Her relationship with her son Augustine, a notoriously wayward youth, progressed along much the same path. Augustine pursued all manner of hedonistic delights, ultimately culminating in a mistress who bore him a son, Adeodatus. Indeed, it is Augustine who uttered the famous prayer to God: “Grant me chastity and continence, but not yet.”
He also abandoned the Christianity of his mother, instead flirting with paganism and a popular dualistic Eastern religion, Manichaeism, known for its mysterious cultic practices. These behaviors deeply grieved the faithful Monica, though she never gave up hope that God would make good out of this evil.
The Inexhaustible Intransigence of a Mother’s Love
Monica took her frustrations and parental misery to God, and ran after her son Augustine with abandon. She prayed, fasted, and wept over her son’s wayward ways. This led a local unnamed bishop to console her: “the child of those tears shall never perish.”

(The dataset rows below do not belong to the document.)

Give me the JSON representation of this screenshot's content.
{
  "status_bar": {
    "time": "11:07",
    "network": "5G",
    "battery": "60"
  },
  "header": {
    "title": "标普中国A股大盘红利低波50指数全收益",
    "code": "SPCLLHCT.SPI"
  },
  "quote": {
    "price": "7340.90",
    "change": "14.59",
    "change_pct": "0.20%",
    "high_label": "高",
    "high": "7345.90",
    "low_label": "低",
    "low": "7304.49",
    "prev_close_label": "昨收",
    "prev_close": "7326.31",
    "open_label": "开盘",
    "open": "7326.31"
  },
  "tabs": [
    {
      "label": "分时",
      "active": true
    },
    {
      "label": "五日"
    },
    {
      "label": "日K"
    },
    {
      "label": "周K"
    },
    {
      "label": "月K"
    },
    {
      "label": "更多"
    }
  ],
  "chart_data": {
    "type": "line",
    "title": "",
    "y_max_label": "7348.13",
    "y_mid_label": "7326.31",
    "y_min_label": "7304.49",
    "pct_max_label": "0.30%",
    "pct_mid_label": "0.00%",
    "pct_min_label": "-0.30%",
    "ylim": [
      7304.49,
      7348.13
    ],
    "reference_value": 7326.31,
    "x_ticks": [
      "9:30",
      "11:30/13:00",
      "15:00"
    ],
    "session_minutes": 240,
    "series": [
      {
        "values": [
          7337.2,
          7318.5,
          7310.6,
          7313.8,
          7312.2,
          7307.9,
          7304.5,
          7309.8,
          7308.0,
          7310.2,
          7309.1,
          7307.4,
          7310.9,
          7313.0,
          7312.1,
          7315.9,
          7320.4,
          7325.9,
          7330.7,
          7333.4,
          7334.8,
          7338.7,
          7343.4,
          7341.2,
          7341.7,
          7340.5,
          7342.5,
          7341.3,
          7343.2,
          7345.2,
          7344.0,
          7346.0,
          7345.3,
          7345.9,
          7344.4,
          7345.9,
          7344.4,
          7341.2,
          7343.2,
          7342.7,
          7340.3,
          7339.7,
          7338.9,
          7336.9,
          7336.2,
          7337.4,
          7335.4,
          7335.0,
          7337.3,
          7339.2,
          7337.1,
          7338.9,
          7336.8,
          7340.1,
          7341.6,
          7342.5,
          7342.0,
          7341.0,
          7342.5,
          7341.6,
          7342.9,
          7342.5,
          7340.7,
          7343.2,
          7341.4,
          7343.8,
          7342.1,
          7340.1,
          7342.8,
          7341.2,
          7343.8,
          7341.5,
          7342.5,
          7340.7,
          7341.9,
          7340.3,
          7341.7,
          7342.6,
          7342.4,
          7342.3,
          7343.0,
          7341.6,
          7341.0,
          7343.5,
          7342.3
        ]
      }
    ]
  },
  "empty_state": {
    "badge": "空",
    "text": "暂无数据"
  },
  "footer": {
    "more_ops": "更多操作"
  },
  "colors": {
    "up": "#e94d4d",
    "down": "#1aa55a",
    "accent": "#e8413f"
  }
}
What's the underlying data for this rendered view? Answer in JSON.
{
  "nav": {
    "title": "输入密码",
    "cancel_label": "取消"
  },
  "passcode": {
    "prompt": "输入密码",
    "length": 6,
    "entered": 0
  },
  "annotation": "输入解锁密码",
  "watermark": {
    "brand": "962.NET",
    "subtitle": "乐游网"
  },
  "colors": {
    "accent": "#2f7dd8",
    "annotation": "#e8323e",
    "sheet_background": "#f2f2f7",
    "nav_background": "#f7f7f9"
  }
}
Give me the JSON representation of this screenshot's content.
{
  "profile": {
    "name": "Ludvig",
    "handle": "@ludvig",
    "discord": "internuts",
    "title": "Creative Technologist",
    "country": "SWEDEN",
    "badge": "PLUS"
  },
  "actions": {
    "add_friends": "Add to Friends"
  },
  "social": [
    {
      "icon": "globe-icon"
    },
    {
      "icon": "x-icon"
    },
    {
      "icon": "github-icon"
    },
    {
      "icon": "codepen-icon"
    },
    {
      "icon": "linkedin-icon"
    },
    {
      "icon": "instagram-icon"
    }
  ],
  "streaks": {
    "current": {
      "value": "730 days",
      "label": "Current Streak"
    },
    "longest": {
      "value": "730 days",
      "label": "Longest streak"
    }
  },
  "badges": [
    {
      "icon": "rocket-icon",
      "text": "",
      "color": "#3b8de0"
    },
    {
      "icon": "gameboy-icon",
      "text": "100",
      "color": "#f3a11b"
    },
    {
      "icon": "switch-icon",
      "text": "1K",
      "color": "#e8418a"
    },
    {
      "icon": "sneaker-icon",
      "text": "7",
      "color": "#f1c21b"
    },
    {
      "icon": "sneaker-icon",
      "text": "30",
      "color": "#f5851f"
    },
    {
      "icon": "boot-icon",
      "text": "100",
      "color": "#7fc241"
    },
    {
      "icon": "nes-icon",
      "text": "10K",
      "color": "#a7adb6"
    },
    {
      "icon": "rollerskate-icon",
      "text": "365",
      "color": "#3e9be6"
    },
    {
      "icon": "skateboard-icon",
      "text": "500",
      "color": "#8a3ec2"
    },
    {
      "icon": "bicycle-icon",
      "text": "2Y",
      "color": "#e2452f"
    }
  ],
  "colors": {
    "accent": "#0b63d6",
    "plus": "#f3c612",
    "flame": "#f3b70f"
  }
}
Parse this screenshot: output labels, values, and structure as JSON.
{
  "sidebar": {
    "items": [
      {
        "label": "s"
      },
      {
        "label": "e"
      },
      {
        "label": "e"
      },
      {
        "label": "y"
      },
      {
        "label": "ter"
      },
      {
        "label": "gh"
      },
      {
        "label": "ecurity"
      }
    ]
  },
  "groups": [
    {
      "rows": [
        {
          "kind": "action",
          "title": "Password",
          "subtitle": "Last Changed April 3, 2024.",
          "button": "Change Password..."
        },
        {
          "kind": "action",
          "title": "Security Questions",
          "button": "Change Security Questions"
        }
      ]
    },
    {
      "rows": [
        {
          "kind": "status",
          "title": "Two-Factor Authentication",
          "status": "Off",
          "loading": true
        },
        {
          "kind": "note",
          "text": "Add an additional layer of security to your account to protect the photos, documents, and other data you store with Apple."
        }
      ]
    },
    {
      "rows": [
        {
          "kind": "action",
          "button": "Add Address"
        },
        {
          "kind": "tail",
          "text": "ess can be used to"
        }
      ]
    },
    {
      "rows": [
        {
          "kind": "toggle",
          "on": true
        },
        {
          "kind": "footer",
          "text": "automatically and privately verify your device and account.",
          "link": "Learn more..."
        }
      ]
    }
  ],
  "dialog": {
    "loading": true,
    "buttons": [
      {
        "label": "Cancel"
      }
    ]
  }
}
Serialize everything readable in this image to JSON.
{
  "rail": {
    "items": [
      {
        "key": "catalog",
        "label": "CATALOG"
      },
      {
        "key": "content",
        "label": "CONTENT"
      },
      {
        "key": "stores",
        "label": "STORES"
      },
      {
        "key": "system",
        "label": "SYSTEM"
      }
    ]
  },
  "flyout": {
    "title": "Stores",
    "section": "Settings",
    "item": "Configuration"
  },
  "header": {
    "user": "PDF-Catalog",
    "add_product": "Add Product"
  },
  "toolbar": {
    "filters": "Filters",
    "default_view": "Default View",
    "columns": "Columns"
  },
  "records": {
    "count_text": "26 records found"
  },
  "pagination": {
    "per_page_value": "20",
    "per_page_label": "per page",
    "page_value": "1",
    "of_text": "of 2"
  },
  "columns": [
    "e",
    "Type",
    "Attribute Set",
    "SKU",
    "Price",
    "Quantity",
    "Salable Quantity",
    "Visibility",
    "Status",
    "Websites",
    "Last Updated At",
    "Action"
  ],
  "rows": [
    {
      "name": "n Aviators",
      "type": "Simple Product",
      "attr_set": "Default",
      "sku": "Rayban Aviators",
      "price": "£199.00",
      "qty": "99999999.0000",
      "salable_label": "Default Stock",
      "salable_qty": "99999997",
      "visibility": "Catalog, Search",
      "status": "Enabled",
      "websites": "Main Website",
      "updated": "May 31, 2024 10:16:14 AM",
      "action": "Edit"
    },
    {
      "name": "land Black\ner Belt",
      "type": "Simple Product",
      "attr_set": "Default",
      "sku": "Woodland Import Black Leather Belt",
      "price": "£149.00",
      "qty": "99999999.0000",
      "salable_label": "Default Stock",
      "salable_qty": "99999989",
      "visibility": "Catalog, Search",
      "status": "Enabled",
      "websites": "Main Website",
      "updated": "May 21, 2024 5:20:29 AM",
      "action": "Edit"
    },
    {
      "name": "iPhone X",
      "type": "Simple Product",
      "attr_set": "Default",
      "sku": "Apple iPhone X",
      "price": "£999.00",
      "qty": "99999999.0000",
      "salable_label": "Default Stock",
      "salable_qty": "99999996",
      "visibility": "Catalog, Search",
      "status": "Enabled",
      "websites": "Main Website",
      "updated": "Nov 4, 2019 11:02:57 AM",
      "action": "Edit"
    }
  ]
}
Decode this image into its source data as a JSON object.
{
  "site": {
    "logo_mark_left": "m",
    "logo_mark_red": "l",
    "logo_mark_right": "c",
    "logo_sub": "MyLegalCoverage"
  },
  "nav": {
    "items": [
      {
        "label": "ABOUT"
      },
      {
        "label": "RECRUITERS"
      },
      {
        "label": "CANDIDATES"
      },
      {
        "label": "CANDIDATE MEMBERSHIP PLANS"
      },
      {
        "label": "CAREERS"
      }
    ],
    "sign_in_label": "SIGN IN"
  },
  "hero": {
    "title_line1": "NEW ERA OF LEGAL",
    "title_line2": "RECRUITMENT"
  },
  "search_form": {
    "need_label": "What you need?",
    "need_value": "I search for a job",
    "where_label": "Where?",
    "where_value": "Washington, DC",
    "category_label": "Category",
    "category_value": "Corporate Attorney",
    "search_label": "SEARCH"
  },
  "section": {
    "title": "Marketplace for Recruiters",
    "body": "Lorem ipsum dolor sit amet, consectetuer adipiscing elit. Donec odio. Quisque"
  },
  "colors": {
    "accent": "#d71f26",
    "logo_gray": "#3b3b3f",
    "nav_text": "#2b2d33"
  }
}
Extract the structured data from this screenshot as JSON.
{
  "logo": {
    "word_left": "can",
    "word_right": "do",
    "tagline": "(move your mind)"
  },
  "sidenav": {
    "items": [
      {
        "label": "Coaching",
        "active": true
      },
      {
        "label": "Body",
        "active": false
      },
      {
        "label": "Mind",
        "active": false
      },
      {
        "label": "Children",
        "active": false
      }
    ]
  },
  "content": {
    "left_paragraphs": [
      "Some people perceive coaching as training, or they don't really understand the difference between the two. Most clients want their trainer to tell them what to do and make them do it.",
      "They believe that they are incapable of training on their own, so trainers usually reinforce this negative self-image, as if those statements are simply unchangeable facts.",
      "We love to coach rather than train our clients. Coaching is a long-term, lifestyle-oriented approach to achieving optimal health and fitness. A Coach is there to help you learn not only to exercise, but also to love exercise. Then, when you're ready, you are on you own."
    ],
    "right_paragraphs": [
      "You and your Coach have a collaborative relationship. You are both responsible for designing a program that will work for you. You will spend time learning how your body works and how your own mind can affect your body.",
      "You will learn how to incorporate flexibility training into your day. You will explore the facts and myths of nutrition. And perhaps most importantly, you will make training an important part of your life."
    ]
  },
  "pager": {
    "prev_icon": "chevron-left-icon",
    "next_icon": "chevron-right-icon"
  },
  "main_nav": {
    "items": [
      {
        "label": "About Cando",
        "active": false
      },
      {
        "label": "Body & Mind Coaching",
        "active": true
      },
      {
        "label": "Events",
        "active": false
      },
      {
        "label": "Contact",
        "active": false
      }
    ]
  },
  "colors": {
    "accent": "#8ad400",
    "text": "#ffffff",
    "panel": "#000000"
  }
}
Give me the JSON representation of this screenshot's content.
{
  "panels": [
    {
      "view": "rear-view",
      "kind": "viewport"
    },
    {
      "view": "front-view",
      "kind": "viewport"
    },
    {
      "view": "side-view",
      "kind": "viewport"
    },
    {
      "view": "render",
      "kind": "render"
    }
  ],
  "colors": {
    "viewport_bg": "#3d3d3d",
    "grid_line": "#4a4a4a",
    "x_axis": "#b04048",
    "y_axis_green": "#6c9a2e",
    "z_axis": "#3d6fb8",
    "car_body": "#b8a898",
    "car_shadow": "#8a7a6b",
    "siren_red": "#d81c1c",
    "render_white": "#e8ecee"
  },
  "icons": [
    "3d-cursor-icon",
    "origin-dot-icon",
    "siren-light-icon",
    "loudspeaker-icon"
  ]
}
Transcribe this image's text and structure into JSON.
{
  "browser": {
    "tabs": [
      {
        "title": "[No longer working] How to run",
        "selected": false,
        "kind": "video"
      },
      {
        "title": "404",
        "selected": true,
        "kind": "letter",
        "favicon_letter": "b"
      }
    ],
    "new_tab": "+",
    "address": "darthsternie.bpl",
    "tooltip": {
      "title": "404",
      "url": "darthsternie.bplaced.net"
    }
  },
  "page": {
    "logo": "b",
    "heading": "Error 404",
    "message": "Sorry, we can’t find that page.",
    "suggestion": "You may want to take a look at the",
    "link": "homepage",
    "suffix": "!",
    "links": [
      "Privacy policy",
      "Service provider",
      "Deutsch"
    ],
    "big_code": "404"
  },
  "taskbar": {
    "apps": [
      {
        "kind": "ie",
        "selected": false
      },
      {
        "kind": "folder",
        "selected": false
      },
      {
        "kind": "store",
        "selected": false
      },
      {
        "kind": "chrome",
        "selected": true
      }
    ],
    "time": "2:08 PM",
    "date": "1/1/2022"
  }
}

When Augustine secretly fled his mother for Rome, she followed after him. When he moved on to Milan, she kept on his trail. Like any good mother, Monica did not let her child’s stubbornness, stupidity, or blatant sin obscure her love for him. As Augustine writes,
.
Like all mothers, though far more than most, she loved to have me with her, and she did not know how much joy you were to create for her through my absence. She did not know, and so she wept and wailed, and these cries of pain revealed what there was left of Eve in her, as in anguish she sought the son whom in anguish she had brought to birth. Yet when she had finished blaming my deception and cruelty, she resumed her entreaties for me.
In the end, her perseverance paid off. After 17 years of resistance, Augustine converted to Christianity under the wise instruction of St. Ambrose, bishop of Milan. Monica’s extended period of longsuffering for him matched her waiting for her husband, for whom she may have prayed for as long as 30 years.